Fionn Fitzgerald - 6
Sacrificed to allow Shane Enright in to track Paddy McBrearty but Fitzgerald had handled Darach O'Connor with ease in opening 27 minutes and made good decisions.
Paul Murphy - 8
Has emerged as one of Kerry's summer heroes and embellished this with a really competent display that included an inspiring second-half point to draw Kerry level.
Peter Crowley - 8
His block on David Walsh in the last quarter, where he came from five metres off the execute it, had some uplighting effect. Snaffled up breaks all day. One of Kerry's big successes.
Killian Young - 7
Didn't have the best of form coming into this game but carried impressively all day and really grew into the game as part of a dominant Kerry half-back line. Fouled for late free.
Anthony Maher - 7
Aggression he has brought to his game really counted. Didn't back away from any confrontation. When Neil Gallagher was dominating, it was Maher who provided most resistance.
David Moran - 7
Never reached the heights of either Mayo game. Struggled early on, allowing one poor Durcan kick-out to slip through his hands. But he gathered himself well after that.
Stephen O'Brien - 5
Made some penetrating runs and put the early ball in for Geaney's goal. But didn't protect possession well. Some of his best work was defensive and he clocked up fouls quickly.
Johnny Buckley - 7
Has had quite a season and provided great presence throughout to supplement Maher and Moran at midfield. There was hardly a more important score than his long-range point,
Donnchadh Walsh - 6
The usual plaudits for Walsh: how hard he worked, how selfless he was and how he put his body on the line. He spread himself thin and was ready to foul when needed.
Paul Geaney - 7
Scored one of the quickest ever final goals and should have had another when he blazed over. An unlikely aerial target early on, he always threatened but still shot four wides.
Kieran Donaghy - 8
Kerry's season turned with his introduction against Mayo and his soaring confidence manifested here. Vital interception for a vital goal. Always a threat to Donegal's last line.
James O'Donoghue - 6
The 'footballer of the year' in waiting had to go deep to get space away from Neil McGee and was never a threat like he had been in matches all summer. Still worked very hard.

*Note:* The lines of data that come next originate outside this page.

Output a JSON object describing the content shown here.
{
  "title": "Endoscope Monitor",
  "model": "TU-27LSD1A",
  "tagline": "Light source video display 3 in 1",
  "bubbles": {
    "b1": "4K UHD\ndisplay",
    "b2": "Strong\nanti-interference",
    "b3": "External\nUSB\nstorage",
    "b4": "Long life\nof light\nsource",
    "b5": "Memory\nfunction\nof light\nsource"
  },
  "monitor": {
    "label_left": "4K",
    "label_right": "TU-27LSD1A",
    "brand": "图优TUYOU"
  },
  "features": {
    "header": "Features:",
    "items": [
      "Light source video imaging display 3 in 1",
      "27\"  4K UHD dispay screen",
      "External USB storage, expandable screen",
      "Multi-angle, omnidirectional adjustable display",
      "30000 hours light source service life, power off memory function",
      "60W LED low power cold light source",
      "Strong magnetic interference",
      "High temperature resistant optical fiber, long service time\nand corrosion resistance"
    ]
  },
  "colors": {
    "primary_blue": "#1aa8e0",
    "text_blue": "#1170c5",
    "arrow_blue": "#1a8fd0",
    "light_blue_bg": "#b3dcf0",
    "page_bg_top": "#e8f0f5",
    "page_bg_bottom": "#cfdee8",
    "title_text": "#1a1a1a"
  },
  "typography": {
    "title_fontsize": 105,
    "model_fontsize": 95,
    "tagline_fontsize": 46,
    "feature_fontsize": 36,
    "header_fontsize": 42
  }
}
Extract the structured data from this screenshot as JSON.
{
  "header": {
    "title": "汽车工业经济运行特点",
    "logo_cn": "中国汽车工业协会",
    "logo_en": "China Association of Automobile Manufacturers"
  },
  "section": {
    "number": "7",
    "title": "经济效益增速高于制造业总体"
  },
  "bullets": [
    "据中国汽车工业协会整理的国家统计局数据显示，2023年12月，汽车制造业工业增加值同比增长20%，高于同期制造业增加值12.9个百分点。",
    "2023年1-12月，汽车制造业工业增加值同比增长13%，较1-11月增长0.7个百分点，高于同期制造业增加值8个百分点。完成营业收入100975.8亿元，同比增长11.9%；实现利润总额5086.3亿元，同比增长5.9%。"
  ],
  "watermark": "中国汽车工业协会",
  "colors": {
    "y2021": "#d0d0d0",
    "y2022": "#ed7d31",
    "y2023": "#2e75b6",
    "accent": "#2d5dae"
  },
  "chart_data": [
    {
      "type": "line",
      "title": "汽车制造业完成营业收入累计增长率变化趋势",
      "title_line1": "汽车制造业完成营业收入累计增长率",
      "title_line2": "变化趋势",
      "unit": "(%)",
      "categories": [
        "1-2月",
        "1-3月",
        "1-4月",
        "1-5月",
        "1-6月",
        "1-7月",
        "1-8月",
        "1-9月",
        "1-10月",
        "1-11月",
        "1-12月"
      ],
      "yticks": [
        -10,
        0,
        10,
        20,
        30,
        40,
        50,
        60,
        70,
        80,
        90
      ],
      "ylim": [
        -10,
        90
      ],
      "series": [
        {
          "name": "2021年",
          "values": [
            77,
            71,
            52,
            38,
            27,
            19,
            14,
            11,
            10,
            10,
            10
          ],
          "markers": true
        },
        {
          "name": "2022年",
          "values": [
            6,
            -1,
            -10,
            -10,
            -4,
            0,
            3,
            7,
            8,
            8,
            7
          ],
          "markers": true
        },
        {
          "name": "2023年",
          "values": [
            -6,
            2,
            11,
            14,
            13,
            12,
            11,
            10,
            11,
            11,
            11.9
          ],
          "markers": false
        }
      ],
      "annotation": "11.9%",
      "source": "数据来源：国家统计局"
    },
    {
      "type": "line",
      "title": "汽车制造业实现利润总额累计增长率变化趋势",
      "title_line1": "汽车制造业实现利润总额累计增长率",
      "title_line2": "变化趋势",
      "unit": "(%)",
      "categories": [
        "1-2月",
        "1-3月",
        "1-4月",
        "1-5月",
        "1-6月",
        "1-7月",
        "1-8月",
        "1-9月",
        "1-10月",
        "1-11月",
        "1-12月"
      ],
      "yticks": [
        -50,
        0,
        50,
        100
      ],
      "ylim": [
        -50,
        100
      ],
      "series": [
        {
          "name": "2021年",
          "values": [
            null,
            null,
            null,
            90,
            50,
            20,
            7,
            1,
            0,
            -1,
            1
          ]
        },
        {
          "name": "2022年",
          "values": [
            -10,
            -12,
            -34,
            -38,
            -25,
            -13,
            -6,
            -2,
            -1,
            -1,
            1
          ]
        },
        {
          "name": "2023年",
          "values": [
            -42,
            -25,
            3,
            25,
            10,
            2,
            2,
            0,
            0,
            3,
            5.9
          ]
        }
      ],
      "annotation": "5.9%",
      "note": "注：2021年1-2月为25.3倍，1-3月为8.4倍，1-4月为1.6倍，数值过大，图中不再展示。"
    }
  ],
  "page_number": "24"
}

Michael Geaney (6) exploited some gaps, Shane Enright (6) got tighter to McBrearty, Barry John Keane (6) converted two frees, Declan O'Sullivan (6) took up deep positions but was peripheral, Bryan Sheehan nailed a 47-metre free late on, while Kieran O'Leary was an even later addition.
Eamonn Fitzmaurice - 10
Jack O'Connor once said he wouldn't get away with playing football 'like that down here'. But Fitzmaurice has and Kerry have one of their best final triumphs in the circumstances. Holding their shape was the key, targeting Paul Geaney aerially and sacrificing James O'Donoghue to a deeper role also worked.